6.3. Streaming UI flows

To support SRE in understanding user experience with streaming:

  • Log and trace:
    • time to first token (per request)
    • time to last token
  • For frontends:
    • Include the backend trace ID in the response headers
    • Log client-side metrics (first paint of streamed text) to correlate UX with backend behavior

7. Governance, security, and privacy considerations

LLM observability can inadvertently leak sensitive data if not handled carefully. When adding tracing/observability to LLM calls so SRE can monitor latency, errors, and token usage, define guardrails early.

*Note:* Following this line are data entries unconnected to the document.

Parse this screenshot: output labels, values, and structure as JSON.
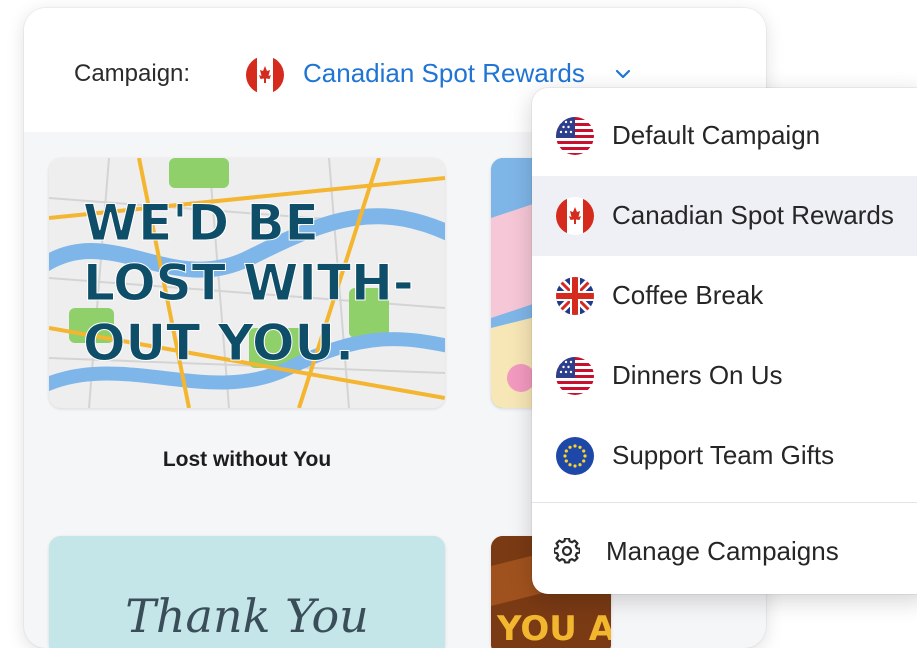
{
  "header": {
    "campaign_label": "Campaign:",
    "selected_campaign": "Canadian Spot Rewards",
    "selected_flag": "canada-flag-icon"
  },
  "cards": [
    {
      "caption": "Lost without You",
      "art_text_lines": [
        "WE'D BE",
        "LOST WITH-",
        "OUT YOU."
      ]
    },
    {
      "caption": "",
      "art_text": "Thank You"
    },
    {
      "art_text": "YOU AR"
    }
  ],
  "dropdown": {
    "items": [
      {
        "label": "Default Campaign",
        "flag": "usa-flag-icon",
        "active": false
      },
      {
        "label": "Canadian Spot Rewards",
        "flag": "canada-flag-icon",
        "active": true
      },
      {
        "label": "Coffee Break",
        "flag": "uk-flag-icon",
        "active": false
      },
      {
        "label": "Dinners On Us",
        "flag": "usa-flag-icon",
        "active": false
      },
      {
        "label": "Support Team Gifts",
        "flag": "eu-flag-icon",
        "active": false
      }
    ],
    "manage_label": "Manage Campaigns"
  },
  "colors": {
    "accent": "#1f74d4",
    "active_row": "#eef0f5",
    "panel_bg": "#f5f6f8"
  }
}
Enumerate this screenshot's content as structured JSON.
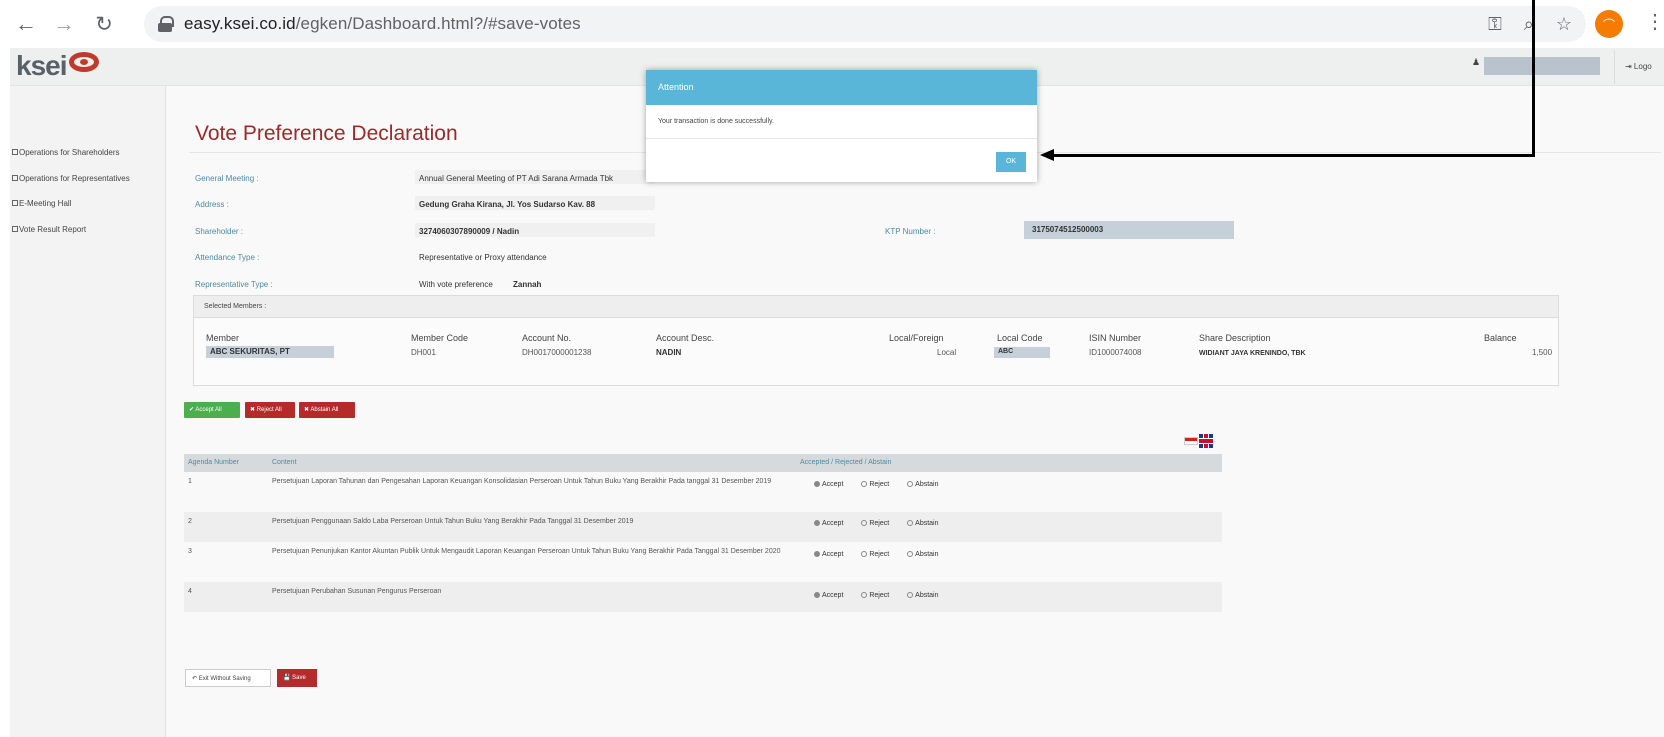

7.1. Don’t log raw prompts or PII by default

  • Default policy: no raw prompts or responses in logs
  • Use:
    • redaction (mask emails, IDs, etc.)
    • summarization for debug logs (e.g., “customer asked about billing”)
    • sampling for detailed debug traces in lower environments only

7.2. Environment-specific verbosity

Configure observability per environment:

  • Production
    • Strict redaction
    • Limited debug logs
    • Metrics + traces are primary
  • Staging / Dev
    • More verbose logs and traces
    • Possibly allow sampling of full prompts/responses for debugging

7.3. Access control

Ensure that:

  • Only authorized roles can see LLM observability data that might contain sensitive info
  • Logs and traces follow existing retention policies
  • Token and cost data per tenant respects contractual boundaries

8. Implementation checklist

To make this actionable, here’s a practical checklist you can use to add tracing/observability to LLM calls so SRE can monitor latency, errors, and token usage:

  1. Architecture

    • Introduce an LlmClient wrapper abstraction
    • Route all LLM calls through the wrapper
  2. Tracing

    • Integrate OpenTelemetry (or your tracer) in the app
    • Create spans around each LLM call
    • Attach attributes:
      • llm.provider, llm.model, llm.temperature, llm.stream
      • llm.prompt_tokens, llm.completion_tokens, llm.total_tokens
      • error, error.type
    • For streaming, track time to first/last token
  3. Metrics

    • Add histograms for LLM latency
    • Add counters for errors
    • Add counters for token usage
    • Optionally add cost estimations per model
    • Expose metrics to your monitoring stack
  4. Logging

    • Log llm.request and llm.response events with trace IDs
    • Use redaction for prompts/responses
    • Include key fields: provider, model, status, latency, tokens
  5. Dashboards & Alerts

    • Build dashboards for:
      • latency by model and endpoint
      • error rate by provider and error_type
      • token and cost usage
    • Define SLOs and alerts for:
      • high error rate
      • latency degradation
      • unexpected spikes in token usage
  6. Governance

    • Define logging and redaction policies
    • Configure environment-specific verbosity
    • Ensure access control and retention policies cover LLM observability

By centralizing LLM access through a wrapper and layering tracing, metrics, and structured logging on top, you give SRE everything needed to monitor latency, errors, and token usage just like any other critical dependency. As your usage scales and models evolve, this observability foundation will make it far easier to debug incidents, manage cost, and maintain reliable AI-powered features in production.